Negligence: IRS Was Warned About Potential Hacking of Sensitive Taxpayer Information, Did Practically Nothing

Katie Pavlich
|
Posted: Jun 03, 2015 8:10 AM
Negligence: IRS Was Warned About Potential Hacking of Sensitive Taxpayer Information, Did Practically Nothing

IRS Commissioner John Koskinen was in the hot seat on Capitol Hill yesterday over a massive data breach and hacking of highly sensitive taxpayer information, including social security numbers. A number of taxpayers whose information was stolen have also lost their identities. 

Information and testimony given by Inspector General Russell George revealed the IRS was given multiple warnings and recommendations about how to prevent an attack or breach. The IRS failed to implement all of the recommendations given. More from Americans For Tax Reform (bolding is mine):

Over the last decade the IRS has failed to implement numerous recommendations that would make taxpayer information more secure. At a Senate Finance Committee hearing today Treasury Inspector General for Tax Administration (TIGTA) Chief J. Russell George revealed that the IRS failed to implement 44 recommendations that would improve the IRS’s ability to protect taxpayer information from hackers. Of these 44, ten recommendations were from audits over three years old.

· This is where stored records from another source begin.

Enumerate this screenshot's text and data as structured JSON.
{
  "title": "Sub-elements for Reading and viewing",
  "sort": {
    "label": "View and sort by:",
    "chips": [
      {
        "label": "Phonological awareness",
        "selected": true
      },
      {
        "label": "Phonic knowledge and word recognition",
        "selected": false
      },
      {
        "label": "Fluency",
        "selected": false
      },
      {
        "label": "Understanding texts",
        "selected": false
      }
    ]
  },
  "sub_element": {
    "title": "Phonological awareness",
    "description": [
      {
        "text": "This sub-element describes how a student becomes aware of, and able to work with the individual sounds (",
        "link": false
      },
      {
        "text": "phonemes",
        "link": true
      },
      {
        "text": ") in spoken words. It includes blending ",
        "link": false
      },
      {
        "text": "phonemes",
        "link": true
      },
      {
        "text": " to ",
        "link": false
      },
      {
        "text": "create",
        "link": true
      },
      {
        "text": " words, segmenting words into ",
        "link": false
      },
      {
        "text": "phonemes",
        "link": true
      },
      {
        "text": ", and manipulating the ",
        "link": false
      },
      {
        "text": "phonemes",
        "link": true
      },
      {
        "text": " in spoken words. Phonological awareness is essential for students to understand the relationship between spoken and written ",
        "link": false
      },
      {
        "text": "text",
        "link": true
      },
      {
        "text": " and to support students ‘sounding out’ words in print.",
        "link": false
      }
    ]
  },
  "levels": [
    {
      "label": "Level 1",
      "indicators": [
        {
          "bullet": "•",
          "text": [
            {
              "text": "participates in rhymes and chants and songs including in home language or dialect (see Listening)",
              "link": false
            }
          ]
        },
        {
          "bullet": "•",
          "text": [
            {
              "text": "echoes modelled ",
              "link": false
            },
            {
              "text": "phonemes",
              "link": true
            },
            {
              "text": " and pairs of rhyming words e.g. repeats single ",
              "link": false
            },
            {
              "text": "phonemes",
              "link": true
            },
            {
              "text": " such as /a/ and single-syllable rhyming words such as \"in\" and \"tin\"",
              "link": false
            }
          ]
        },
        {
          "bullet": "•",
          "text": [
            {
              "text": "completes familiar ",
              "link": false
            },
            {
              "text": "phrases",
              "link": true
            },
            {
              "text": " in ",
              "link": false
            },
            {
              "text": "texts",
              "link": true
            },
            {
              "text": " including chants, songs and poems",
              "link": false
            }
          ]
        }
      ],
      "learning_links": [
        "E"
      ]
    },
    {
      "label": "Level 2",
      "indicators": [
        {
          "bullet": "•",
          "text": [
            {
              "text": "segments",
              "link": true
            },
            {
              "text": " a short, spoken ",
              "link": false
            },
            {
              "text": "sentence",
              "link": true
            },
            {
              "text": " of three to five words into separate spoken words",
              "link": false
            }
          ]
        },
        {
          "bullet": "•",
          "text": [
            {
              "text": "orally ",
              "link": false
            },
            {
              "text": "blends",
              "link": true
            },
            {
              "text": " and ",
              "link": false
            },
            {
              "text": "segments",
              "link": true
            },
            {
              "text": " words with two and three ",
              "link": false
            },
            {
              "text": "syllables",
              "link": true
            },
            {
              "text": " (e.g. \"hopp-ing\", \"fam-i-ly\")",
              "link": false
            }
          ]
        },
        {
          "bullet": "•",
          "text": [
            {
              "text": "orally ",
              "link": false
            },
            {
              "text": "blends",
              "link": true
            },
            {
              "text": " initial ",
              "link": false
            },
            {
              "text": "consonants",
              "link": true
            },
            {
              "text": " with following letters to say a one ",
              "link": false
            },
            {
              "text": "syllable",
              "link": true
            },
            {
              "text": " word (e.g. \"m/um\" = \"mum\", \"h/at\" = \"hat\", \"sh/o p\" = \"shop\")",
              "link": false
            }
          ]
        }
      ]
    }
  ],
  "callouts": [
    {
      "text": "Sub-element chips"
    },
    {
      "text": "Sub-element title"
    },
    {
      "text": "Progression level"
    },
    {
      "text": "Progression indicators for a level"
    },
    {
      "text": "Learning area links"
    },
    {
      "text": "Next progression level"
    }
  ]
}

If the IRS had implemented these recommendations, taxpayer information would be better protected and last week’s hack may have been prevented. As George said during today’s hearing, “It would have been much more difficult had they (IRS) implemented all of the recommendations that we made.”

Since 2007, the IRS has been warned at least seven times by watchdog groups that it needed to strengthen its protections of taxpayer information.

In a 2014 report, TIGTA warned that if stronger protections are not implemented, “taxpayers could be exposed to the loss of privacy and to financial loss and damages resulting from identity theft or other financial crimes.” The report was the latest in a series of warnings about the agency’s inability to protect taxpayer information.

A 2013 report found that the IRS had failed to fully implement eight recommendations that would increase security over taxpayer data despite telling TIGTA they had been implemented. A 2011 report found that taxpayer data was vulnerable to hackers and stronger security measures were needed and in 2010, TIGTA found that the agency had inadequate safeguards to protect taxpayer information from contract workers.

Instead of modernizing its system to protect taxpayer information from hackers, the IRS wasted taxpayer dollars by purchasing Nerf footballs that were never used, the world’s largest crossword puzzle, $100 lunches, and Thomas the Tank Engine Wristbands. 

The IRS also spent millions of tax dollars on the production of a series of Star Trek, Gilligan's Island and dance videos.

As Senator Tim Scott mentions in the interview above, the IRS receives $1 billion each year for IT work. 

Meanwhile, despite the breach and likely identity theft of 200,000 taxpayers thanks to the negligence of IRS officials, Americans are still required by law to submit personal information to the tax agency or face penalties, fines and in some cases, prison time.